In this study, we also investigated the potential for bias to affect estimates of SES and ALS due to the exclusion of 27 cases that either had unknown race or were coded as other race. Of the 27 cases, 38.1% and 26.7% were in the 2 highest SES groups, respectively. The inclusion of these cases would have resulted in a stronger association between SES and ALS, and therefore their exclusion in our analysis biased the result toward the null. We also conducted 2 additional regression analyses by including only whites and mutually exclusive race/ethnicity groups in the models. Both analyses found a significant positive association between SES and ALS risk.
There are several limitations to be noted regarding this investigation. First, the geographic locations of the cases might not have been their addresses at the time of diagnosis, as neurologists were instructed to report the most recent address that was in the medical record. Therefore, if patients moved after diagnosis and neurologists updated the medical records, it is possible that some addresses might not have represented the case's address at the time of diagnosis. Second, using only residential address at the time of diagnosis limits a study's ability to assess clustering based on past exposures, which may be measured through previous residential locations. This is especially important for a disease such as ALS, where some studies have suggested a lag time between exposure to a causative agent and the development of clinical symptoms. To better assess geographic exposures over time, future investigators should consider lifetime residential histories when conducting spatial analysis.

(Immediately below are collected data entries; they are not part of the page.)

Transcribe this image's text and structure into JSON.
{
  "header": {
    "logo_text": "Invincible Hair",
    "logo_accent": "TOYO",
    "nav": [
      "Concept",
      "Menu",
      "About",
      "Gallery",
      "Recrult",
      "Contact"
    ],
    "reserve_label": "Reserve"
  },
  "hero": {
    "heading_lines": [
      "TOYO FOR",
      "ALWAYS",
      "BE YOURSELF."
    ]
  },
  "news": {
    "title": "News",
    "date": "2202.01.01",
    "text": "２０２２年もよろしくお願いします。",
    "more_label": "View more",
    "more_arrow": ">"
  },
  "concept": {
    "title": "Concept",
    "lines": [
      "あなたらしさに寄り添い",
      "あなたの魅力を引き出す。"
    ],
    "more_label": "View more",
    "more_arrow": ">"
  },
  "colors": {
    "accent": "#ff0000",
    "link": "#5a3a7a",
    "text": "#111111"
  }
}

In conclusion, no statistically significant geographic clusters of ALS were found in this study. However, ALS risk did vary geographically throughout New Jersey and appeared to be associated with area-based SES and race. Men and women living in the wealthiest or highest-income areas of the state had a higher risk of ALS than those living in lower-income areas. The variations we observed in incidence rates by race, area-based SES, and geography could be indicative of differential exposures to relevant environmental factors, with respect to person or place. Further research is needed to clarify the area-based SES-ALS relationship and to determine what other factors, including behavioral, environmental, or occupational health risk factors, might be contributing to the observed geographic variation in ALS in New Jersey.